No limiar da cidade, onde o tempo parece tecer memórias entre as ruas estreitas e os casarões antigos, Olegário encontra sua tela, sua paleta de cores. Nos recantos históricos de Santos, ele desvenda mais do que simplesmente formas e sombras; ele desvenda o próprio caminho da fé.


Sua exposição, "O Poder da Luz", não é apenas uma coleção de imagens capturadas pela lente de sua câmera, mas sim um mergulho profundo nas profundezas da alma humana, onde a fé e a devoção se entrelaçam como fios de ouro em um bordado celestial.

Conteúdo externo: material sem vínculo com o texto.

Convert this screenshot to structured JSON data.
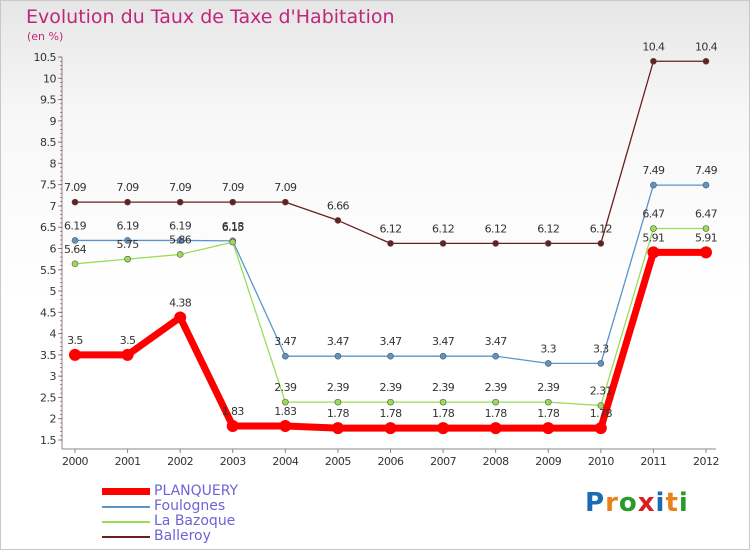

Olegário, artista de coração inquieto e olhar perspicaz, revela em suas obras não apenas a crença em um poder divino, mas sim a convicção inabalável na existência de algo além, algo que transcende os limites do visível e alcança as esferas do etéreo.


Em suas telas, as figuras humanas se entrelaçam com os elementos da natureza, formando um mosaico de vida e espiritualidade. O Inferno, o Céu e a Terra se encontram em um mesmo plano, onde cada pincelada é um convite à reflexão, um convite a mergulhar nas profundezas do ser.


Mas não são apenas as telas que compõem essa sinfonia de luz e sombra; são também os materiais recicláveis, os fragmentos de uma vida descartada que Olegário resgata das ruas e praias da cidade. Em suas mãos habilidosas, esses objetos sem vida ganham uma nova essência, uma nova razão de ser, tornando-se parte integrante de sua visão única do mundo.


E assim, entre as vielas antigas e os becos esquecidos, Olegário encontra sua musa: a cidade, com toda a sua decadência e todo o seu esplendor. É aqui, no coração pulsante de Santos, que ele encontra inspiração para suas criações, para suas fotografias e suas telas.


Mas há algo mais, algo que move Olegário para além das ruas de paralelepípedos e dos casarões centenários. É a música, com sua melodia envolvente e sua cadência hipnótica, que o acompanha em cada passo, em cada click de sua câmera.


É o blues, o jazz, o soul e o gospel que ecoam em sua alma, inspirando-o a transcender os limites do visível e alcançar as alturas do sublime. Pois para Olegário, assim como para tantos outros artistas, a verdadeira arte reside não apenas naquilo que se vê, mas sim naquilo que se sente, naquilo que se vive, naquilo que se crê. E é nesse universo de luz e sombra, de fé e devoção, que ele encontra sua verdadeira inspiração.